Another activity titled, “I Can Help Others,” brings together empathy and kindness; it presents illustrations of different situations, and asks, “What would you do?”

If there weren’t already dozens of compelling, evidence-based reasons for getting kids reading early and often, add empathy-building to the list. In a Discover Magazine article titled, “How Reading Fiction Increases Empathy and Encourages Understanding,” Megan Schmidt reports that “Fiction has the capacity to transport you into another character’s mind, allowing you to see and feel what they do. This can expose us to life circumstances that are very different from our own.”

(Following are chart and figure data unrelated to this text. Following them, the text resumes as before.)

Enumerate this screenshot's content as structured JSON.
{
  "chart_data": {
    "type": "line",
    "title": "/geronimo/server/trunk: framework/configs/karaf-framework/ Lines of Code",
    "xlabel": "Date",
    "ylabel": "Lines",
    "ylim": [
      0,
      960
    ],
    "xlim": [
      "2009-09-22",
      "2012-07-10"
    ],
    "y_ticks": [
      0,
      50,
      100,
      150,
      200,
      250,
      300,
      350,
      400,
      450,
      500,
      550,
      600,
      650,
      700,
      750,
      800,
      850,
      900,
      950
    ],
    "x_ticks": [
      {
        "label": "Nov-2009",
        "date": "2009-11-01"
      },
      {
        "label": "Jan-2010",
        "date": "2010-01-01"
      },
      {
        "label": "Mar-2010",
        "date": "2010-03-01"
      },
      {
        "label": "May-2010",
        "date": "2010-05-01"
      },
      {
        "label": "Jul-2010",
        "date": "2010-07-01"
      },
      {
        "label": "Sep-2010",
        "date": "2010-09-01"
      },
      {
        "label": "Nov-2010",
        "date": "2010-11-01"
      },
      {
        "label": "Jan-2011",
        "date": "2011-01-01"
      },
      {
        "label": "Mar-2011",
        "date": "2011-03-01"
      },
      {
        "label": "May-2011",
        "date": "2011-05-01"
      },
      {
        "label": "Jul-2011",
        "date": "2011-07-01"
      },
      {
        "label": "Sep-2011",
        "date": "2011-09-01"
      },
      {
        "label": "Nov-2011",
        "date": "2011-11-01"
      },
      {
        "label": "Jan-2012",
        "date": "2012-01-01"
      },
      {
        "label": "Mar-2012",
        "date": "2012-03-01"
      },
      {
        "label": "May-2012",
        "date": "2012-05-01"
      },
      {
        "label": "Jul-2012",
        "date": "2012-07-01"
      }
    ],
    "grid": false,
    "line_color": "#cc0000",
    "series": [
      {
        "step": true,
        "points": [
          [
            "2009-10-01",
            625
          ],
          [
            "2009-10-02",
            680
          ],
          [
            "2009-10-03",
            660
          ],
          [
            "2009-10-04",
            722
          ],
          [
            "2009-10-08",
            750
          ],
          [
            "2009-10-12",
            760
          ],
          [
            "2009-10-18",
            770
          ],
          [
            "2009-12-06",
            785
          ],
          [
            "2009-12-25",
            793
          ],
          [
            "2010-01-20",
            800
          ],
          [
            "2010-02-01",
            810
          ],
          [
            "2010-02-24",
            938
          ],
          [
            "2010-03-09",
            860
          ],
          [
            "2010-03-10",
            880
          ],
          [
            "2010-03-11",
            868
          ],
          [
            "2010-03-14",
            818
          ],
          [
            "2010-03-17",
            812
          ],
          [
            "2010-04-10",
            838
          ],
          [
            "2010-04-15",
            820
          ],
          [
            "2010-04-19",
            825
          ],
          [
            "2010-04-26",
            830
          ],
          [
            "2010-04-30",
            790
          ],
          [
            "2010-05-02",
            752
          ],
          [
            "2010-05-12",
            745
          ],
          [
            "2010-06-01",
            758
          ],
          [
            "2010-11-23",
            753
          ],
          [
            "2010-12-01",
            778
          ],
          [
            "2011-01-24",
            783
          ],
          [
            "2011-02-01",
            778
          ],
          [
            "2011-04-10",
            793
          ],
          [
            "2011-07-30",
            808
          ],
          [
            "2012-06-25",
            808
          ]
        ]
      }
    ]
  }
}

She also quotes William Chopik, a psychologist at the University of Michigan, who says, “Fiction and stories do a lot of things for us.” Among them he says, “They expose use to uncomfortable ideas…and provide us with the opportunity to take other peoples’ perspectives in a safe, distanced way.” He concludes that “In that way, fiction serves as a playground for exercising empathic skills.”

A Different Tune, a Level 3 Storybook from the Start to Read! series, opens with “Once upon a time, in a land far away, everyone looked alike and did things the same way.” Kids learn that being different from everyone else can be a wonderful gift.

In the iOS e-book from the same series, Benny’s Baby Brother, a big brother changes his mind about the newest family member, learning that we can both change and manage our feelings instead of our feelings managing us.

Why is it so essential to teach and model kindness and empathy? Another Verywell Family article titled, “Ways to Teach Your Kids Kindness: How You Can Teach Kids to Be Kind to Others (and Why You Should), notes that kids “tend not to think too far ahead” and are also naturally self-centered, meaning “they aren’t always able to put themselves in someone else’s shoes.” It goes on to offer some great tips and wraps up by saying that “When you encourage kindness in your child, they will feel better not only about the world they live in but also about [themselves].”

In honor of Random Acts of Kindness Week/Day and beyond, consider posting this wonderful anonymous saying somewhere prominent: “Kindness: it costs nothing but means everything.”